Sekarang jelaslah bahwa sejarah perkembangan dan kemajuan ilmu pengetahuan di Barat tidak sesederhana yang sering digembar-gemborkan, terutama soal kaitannya dengan Averroisme. Tanpa bermaksud mengecilkan apa lagi mengingkari kontribusi monumental Ibn Rusyd dalam memberikan pencerahan atas tradisi intelektual Yunani kuno, ada faktor-faktor lain yang boleh jadi lebih signifikan mendorong kemajuan peradaban Barat.
Bahwa Ibnu Rusyd tetap mengamalkan Syari‘at Islam dan tidak tergolong liberal dibenarkan oleh Ibnu Taymiyyah: “Ibnu Rusyd dan semacamnya masih lebih dekat ke Islam daripada Ibnu Sina dan semisalnya, karena masih menjaga batas-batas agama ketimbang mereka yang mengabaikan kewajiban dan melanggar aturan agama”(Lihat: Minhaj as-Sunnah an-Nabawiyyah, 1:252).
Karya- Karya Ibnu Rusyd
Ibn Rusyd termasuk ulama yang kreatif dan produktif. Hal tersebut dapat dilihat dan dibuktikan pada karya dan bukunya yang membahas berbagai disiplin ilmu pengetahuan. Para sejarawan berbeda pendapat mengenai jumlah karya atau buku yang ditulis Ibn Rusyd. Menurut Renan, Ibn Rusyd telah menulis 78 buku. Buku-buku tersebut ada di perpustakaan Eskurbel, dekat Madrid. Tetapi menurut Ibn Abi Ashbi’ah, buku-buku tersebut tinggal 50 buah. (Ibid).

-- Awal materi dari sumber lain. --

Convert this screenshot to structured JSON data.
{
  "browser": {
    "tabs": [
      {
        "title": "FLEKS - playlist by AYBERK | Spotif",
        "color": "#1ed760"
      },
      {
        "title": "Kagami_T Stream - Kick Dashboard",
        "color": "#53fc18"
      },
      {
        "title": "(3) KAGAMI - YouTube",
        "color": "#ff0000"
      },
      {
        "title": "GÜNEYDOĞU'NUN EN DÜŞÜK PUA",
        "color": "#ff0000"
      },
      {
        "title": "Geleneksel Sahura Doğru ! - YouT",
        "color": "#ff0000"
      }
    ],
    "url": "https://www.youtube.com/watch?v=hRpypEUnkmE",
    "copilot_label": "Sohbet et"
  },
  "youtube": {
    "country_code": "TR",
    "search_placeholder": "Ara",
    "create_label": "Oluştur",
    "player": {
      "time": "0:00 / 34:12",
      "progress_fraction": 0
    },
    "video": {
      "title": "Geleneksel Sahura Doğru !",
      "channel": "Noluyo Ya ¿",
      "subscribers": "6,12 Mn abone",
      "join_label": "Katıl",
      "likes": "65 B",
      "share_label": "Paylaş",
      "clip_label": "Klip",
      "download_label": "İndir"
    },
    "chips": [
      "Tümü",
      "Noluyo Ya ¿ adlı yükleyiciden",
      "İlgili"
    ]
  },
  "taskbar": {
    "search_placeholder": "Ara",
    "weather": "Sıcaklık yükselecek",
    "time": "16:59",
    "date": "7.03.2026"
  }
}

Karya-karya Ibn Rusyd meliputi berbagai bidang ilmu: fikih, filsafat, politik, kedokteran, ilmu jiwa (psikologi), ilmu alam dan Kalam. Karya-karya itu ada yang berupa komentar-komentar atas karya Aristoteles dan Plato, maupun karya Ibn Rusyd sendiri. Ibn Rusyd selama ini sering dianggap sebagai ulama rasional, bahkan masuk barisan Mu’tazilah. Padahal, menurut Ibn Rusyd sendiri, ia adalah seorang Asy’ariy dan bermazhab Maliki.
Walaupun disibukkan dengan urusan politik negara, Ibn Rusyd tidak mau meninggalkan aktivitas mengajar dan menulis, sehingga datang hari malapetaka, yakni usaha pembakaran karya-karyanya di bidang filsafat.